Sharman was Artistic Director of a transformational Adelaide Festival of Arts in 1982 and, while in South Australia, he created Lighthouse, a theatre company that specialised in radical stagings of classics and premieres of new work by major Australian dramatists, including Louis Nowra, Stephen Sewell and Patrick White. The ensemble included many major Australian artists, including actors Geoffrey Rush, Gillian Jones, John Wood and Kerry Walker and associate director Neil Armfield, who would further develop this adventurous tradition at Sydney's Belvoir Street Theatre[5].

Continuing as a freelance director, Sharman's most recent work has been Stephen Sewell's Three Furies - scenes from the life of Francis Bacon, for which he won a Helpmann Award for best direction. It played at the 2005 Sydney and Auckland Festivals and the 2006 Perth and Adelaide Festivals.[2]. In 2006, he revived his landmark staging of Benjamin Britten's Death In Venice for Opera Australia.[6] In 2009, he will direct a new production of Mozart's Così fan tutte for Opera Australia, a collaboration with the Berlin-based Australian conductor Simon Hewett.[7]

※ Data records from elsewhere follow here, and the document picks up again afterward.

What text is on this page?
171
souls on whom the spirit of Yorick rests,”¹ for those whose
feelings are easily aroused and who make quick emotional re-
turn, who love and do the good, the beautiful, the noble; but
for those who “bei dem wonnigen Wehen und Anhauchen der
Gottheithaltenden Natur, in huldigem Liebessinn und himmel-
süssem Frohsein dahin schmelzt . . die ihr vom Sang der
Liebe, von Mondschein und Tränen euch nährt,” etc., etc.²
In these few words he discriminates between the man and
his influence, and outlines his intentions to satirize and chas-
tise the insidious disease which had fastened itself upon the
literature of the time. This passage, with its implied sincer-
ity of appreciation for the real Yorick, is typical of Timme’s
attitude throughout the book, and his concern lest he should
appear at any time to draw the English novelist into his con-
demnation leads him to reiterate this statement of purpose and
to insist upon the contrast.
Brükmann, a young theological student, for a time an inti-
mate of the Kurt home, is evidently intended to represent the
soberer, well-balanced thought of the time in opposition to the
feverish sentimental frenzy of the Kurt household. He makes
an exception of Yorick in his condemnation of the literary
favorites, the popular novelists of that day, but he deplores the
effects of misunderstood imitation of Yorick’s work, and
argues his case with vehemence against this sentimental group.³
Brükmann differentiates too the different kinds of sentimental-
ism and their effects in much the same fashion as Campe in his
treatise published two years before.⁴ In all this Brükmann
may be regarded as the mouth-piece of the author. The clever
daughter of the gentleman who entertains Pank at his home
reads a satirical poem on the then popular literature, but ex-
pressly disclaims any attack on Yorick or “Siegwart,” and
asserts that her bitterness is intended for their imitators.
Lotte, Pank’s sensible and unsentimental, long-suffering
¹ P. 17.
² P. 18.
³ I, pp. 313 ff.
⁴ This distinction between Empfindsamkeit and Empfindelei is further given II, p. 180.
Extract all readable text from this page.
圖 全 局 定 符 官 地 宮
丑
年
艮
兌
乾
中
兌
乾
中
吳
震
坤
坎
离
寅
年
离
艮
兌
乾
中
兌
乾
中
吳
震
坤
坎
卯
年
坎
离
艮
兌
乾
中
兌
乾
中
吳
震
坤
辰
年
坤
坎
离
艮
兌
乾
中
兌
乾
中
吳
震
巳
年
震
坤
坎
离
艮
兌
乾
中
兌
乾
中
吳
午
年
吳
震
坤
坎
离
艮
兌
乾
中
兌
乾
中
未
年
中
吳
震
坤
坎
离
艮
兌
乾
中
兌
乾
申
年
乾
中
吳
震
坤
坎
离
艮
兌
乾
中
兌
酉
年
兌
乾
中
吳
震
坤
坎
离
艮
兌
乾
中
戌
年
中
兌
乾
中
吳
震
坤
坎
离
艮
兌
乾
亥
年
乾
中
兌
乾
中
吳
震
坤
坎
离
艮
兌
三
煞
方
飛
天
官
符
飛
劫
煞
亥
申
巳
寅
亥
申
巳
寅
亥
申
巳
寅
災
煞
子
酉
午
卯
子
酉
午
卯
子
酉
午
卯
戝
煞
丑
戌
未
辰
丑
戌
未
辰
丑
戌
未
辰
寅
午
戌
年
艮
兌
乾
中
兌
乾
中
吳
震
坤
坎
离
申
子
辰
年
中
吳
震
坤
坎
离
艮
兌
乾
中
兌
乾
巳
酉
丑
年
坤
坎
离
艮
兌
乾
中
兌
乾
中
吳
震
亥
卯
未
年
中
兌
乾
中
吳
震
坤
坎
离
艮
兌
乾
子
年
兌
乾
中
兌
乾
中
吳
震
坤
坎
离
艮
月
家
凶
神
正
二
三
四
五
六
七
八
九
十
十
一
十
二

In August 2008, Sharman's memoirs Blood and Tinsel were published by Melbourne University Publishing where he talks about his childhood on the road with Jimmy Sharman's Boxing Troupe and also speaks out for the first time about The Rocky Horror Picture Show and his many productions.[3][4] The website for Blood and Tinsel contains reviews and transcripts of interviews with Sharman that were undertaken in conjunction with the launch of the book.